Malaria risk in Brazil
Malaria is present in these states of Brazil: Acre, Amapá, Amazonas, Mato Grosso, Para, Rondonia, Roraima, Tocantins, and the western part of Maranhaõ and urbanized or city areas including Boa Vista, Macapa, Manaus, Maraba, Porto Velho, and Santarem. In general the risk of contracting malaria is considered higher during the wet season, May to August and November to January. You should speak to the doctor about whether you plan to spend a lot of time outdoors (especially overnight) and other activities you have planned to determine your risk of contracting malaria while away. There are preventative measures you can take against mosquito bites, wearing long loose clothing, using repellent, and mosquito nets, which may reduce the risk of contracting malaria while in Brazil. The doctor can discuss this further with you.
If you are recommended anti-malarial drugs you may need to start taking medication before you leave and/or take medication with you on your trip and when you return home.
Other mosquito borne illnesses:
Other mosquito borne illnesses such as schistosomiasis may be present in Brazil and swimming in fresh water is not recommended. If you or a travelling companion experiences fever or diarrhea during your trip it is advised to seek medical attention immediately. Hospitals in Brazil may require cash payment before administering treatment.
Rabies is not especially prevalent in Brazil, however there are some factors that increase risk of exposure. Rabies can be passed on by bites from dogs; bats or other mammals so increased exposure to animals will mean increased risk.
If you are travelling to Brazil to work with animals in any capacity, or will be doing outdoor adventure activities such as bushwalking, caving, rock climbing etc in more remote areas you should speak to the doctor about getting vaccinated. Children may also be less likely to report bites or contact with animals.
When to speak to the doctor about upcoming travel to Brazil
Ideally you should speak to the doctor 4-6 weeks ahead of your travel date to ensure that you will have time for any necessary shots to be effectively administered. Leaving it too late may mean you can’t be adequately vaccinated before travelling.

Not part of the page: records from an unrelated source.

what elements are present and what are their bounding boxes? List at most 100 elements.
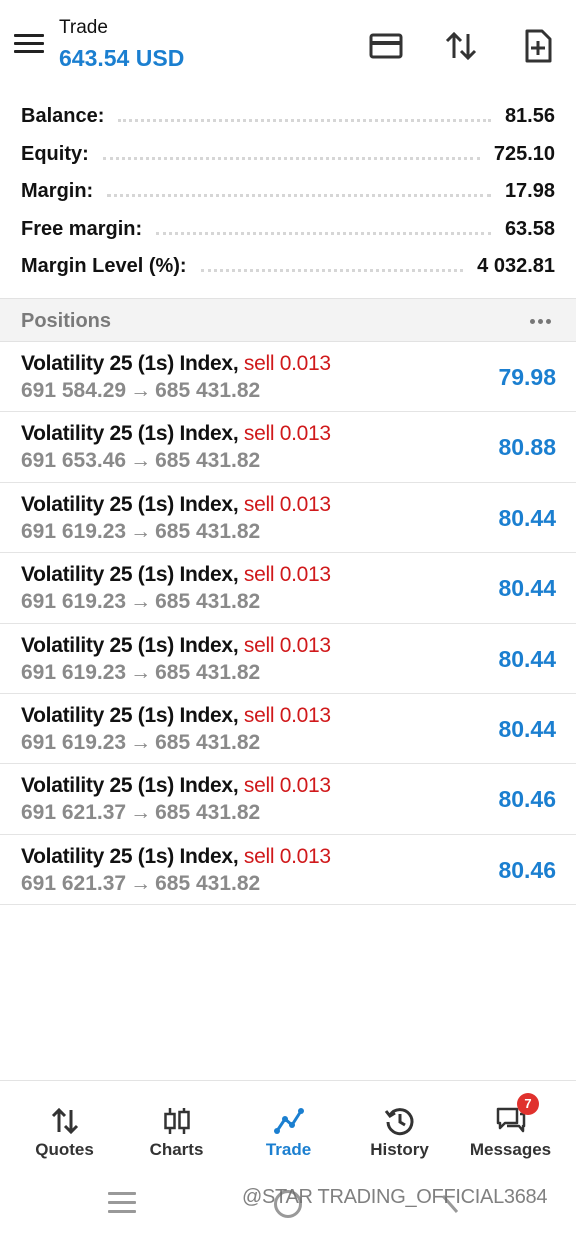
tab-label: Quotes (35, 1140, 94, 1159)
position-side: sell 0.013 (243, 563, 331, 587)
watermark-text: @STAR TRADING_OFFICIAL3684 (242, 1186, 548, 1208)
current-price: 685 431.82 (155, 801, 261, 825)
position-profit: 80.44 (498, 504, 556, 531)
more-options-icon[interactable] (528, 311, 554, 331)
tab-messages[interactable]: 7 Messages (453, 1081, 568, 1171)
position-row[interactable]: Volatility 25 (1s) Index, sell 0.013 691… (0, 342, 576, 413)
menu-icon[interactable] (14, 34, 44, 56)
open-price: 691 621.37 (21, 871, 127, 895)
arrow-icon: → (130, 449, 152, 473)
position-title: Volatility 25 (1s) Index, sell 0.013 (21, 493, 331, 517)
arrow-icon: → (130, 379, 152, 402)
open-price: 691 584.29 (21, 379, 127, 402)
position-profit: 80.44 (498, 645, 556, 672)
tab-label: Trade (265, 1140, 312, 1159)
position-symbol: Volatility 25 (1s) Index, (21, 352, 239, 375)
tab-label: Charts (149, 1140, 204, 1159)
charts-icon (161, 1105, 193, 1137)
tab-history[interactable]: History (342, 1081, 457, 1171)
position-prices: 691 619.23 → 685 431.82 (21, 520, 260, 544)
tab-label: History (370, 1140, 429, 1159)
position-profit: 80.88 (498, 434, 556, 461)
summary-value: 63.58 (504, 217, 555, 240)
position-symbol: Volatility 25 (1s) Index, (21, 844, 239, 868)
position-prices: 691 619.23 → 685 431.82 (21, 590, 260, 614)
open-price: 691 621.37 (21, 801, 127, 825)
summary-row-margin: Margin: 17.98 (0, 173, 576, 211)
dotted-leader (107, 194, 491, 198)
positions-list: Volatility 25 (1s) Index, sell 0.013 691… (0, 342, 576, 906)
recent-apps-icon[interactable] (108, 1192, 136, 1214)
page-title: Trade (59, 17, 108, 38)
history-icon (384, 1105, 416, 1137)
dotted-leader (118, 119, 491, 123)
current-price: 685 431.82 (155, 590, 261, 614)
open-price: 691 653.46 (21, 449, 127, 473)
position-side: sell 0.013 (243, 703, 331, 727)
tab-charts[interactable]: Charts (119, 1081, 234, 1171)
position-title: Volatility 25 (1s) Index, sell 0.013 (21, 563, 331, 587)
position-symbol: Volatility 25 (1s) Index, (21, 774, 239, 798)
summary-row-equity: Equity: 725.10 (0, 136, 576, 174)
position-row[interactable]: Volatility 25 (1s) Index, sell 0.013 691… (0, 483, 576, 554)
position-profit: 80.46 (498, 856, 556, 883)
arrow-icon: → (130, 801, 152, 825)
arrow-icon: → (130, 519, 152, 543)
summary-value: 17.98 (504, 180, 555, 203)
position-row[interactable]: Volatility 25 (1s) Index, sell 0.013 691… (0, 694, 576, 765)
position-row[interactable]: Volatility 25 (1s) Index, sell 0.013 691… (0, 412, 576, 483)
position-row[interactable]: Volatility 25 (1s) Index, sell 0.013 691… (0, 624, 576, 694)
position-title: Volatility 25 (1s) Index, sell 0.013 (21, 422, 331, 446)
current-price: 685 431.82 (155, 871, 261, 895)
card-icon[interactable] (368, 28, 404, 64)
position-symbol: Volatility 25 (1s) Index, (21, 633, 239, 657)
positions-title: Positions (21, 310, 112, 332)
position-symbol: Volatility 25 (1s) Index, (21, 492, 239, 516)
position-title: Volatility 25 (1s) Index, sell 0.013 (21, 774, 331, 798)
position-row[interactable]: Volatility 25 (1s) Index, sell 0.013 691… (0, 764, 576, 835)
summary-row-balance: Balance: 81.56 (0, 98, 576, 136)
position-profit: 80.46 (498, 786, 556, 813)
tab-label: Messages (469, 1140, 552, 1159)
arrow-icon: → (130, 730, 152, 754)
position-symbol: Volatility 25 (1s) Index, (21, 563, 239, 587)
arrow-icon: → (130, 660, 152, 684)
tab-trade[interactable]: Trade (231, 1081, 346, 1171)
dotted-leader (200, 269, 464, 273)
new-order-icon[interactable] (520, 28, 556, 64)
system-navigation-bar: @STAR TRADING_OFFICIAL3684 (0, 1170, 576, 1234)
bottom-tab-bar: Quotes Charts Trade History 7 Messages (0, 1080, 576, 1170)
position-prices: 691 621.37 → 685 431.82 (21, 801, 260, 825)
position-side: sell 0.013 (243, 774, 331, 798)
summary-label: Margin: (21, 180, 94, 203)
summary-label: Margin Level (%): (21, 255, 187, 278)
sort-icon[interactable] (443, 28, 479, 64)
summary-row-free-margin: Free margin: 63.58 (0, 211, 576, 249)
position-row[interactable]: Volatility 25 (1s) Index, sell 0.013 691… (0, 553, 576, 624)
position-prices: 691 619.23 → 685 431.82 (21, 661, 260, 685)
position-profit: 80.44 (498, 575, 556, 602)
current-price: 685 431.82 (155, 379, 261, 402)
account-balance: 643.54 USD (59, 45, 185, 71)
position-title: Volatility 25 (1s) Index, sell 0.013 (21, 352, 331, 376)
open-price: 691 619.23 (21, 590, 127, 614)
position-side: sell 0.013 (243, 633, 331, 657)
summary-label: Equity: (21, 142, 89, 165)
position-title: Volatility 25 (1s) Index, sell 0.013 (21, 845, 331, 869)
position-side: sell 0.013 (243, 422, 331, 446)
positions-section-header: Positions (0, 298, 576, 342)
position-prices: 691 619.23 → 685 431.82 (21, 731, 260, 755)
position-prices: 691 584.29 → 685 431.82 (21, 379, 260, 403)
arrow-icon: → (130, 871, 152, 895)
summary-value: 4 032.81 (477, 255, 555, 278)
position-side: sell 0.013 (243, 352, 331, 375)
position-prices: 691 653.46 → 685 431.82 (21, 449, 260, 473)
position-row[interactable]: Volatility 25 (1s) Index, sell 0.013 691… (0, 835, 576, 906)
open-price: 691 619.23 (21, 519, 127, 543)
position-prices: 691 621.37 → 685 431.82 (21, 872, 260, 896)
open-price: 691 619.23 (21, 730, 127, 754)
tab-quotes[interactable]: Quotes (7, 1081, 122, 1171)
top-app-bar: Trade 643.54 USD (0, 0, 576, 92)
trade-icon (273, 1105, 305, 1137)
open-price: 691 619.23 (21, 660, 127, 684)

This page is designed to provide basic vaccination information for people entering Brazil as a tourist, medical tourist, backpacker or holidaymaker or foreign worker. Depending on your reasons for travelling to Brazil, and the length of time you intend to stay there, your individual needs may vary. This advice is general advice only and does not substitute medical advice given by the Travel Vaccination Clinic, so you should still book an appointment to discuss your situation and travel plans. You may use the advice on this page to start a conversation with the Travel Vaccination Clinic doctor during your appointment.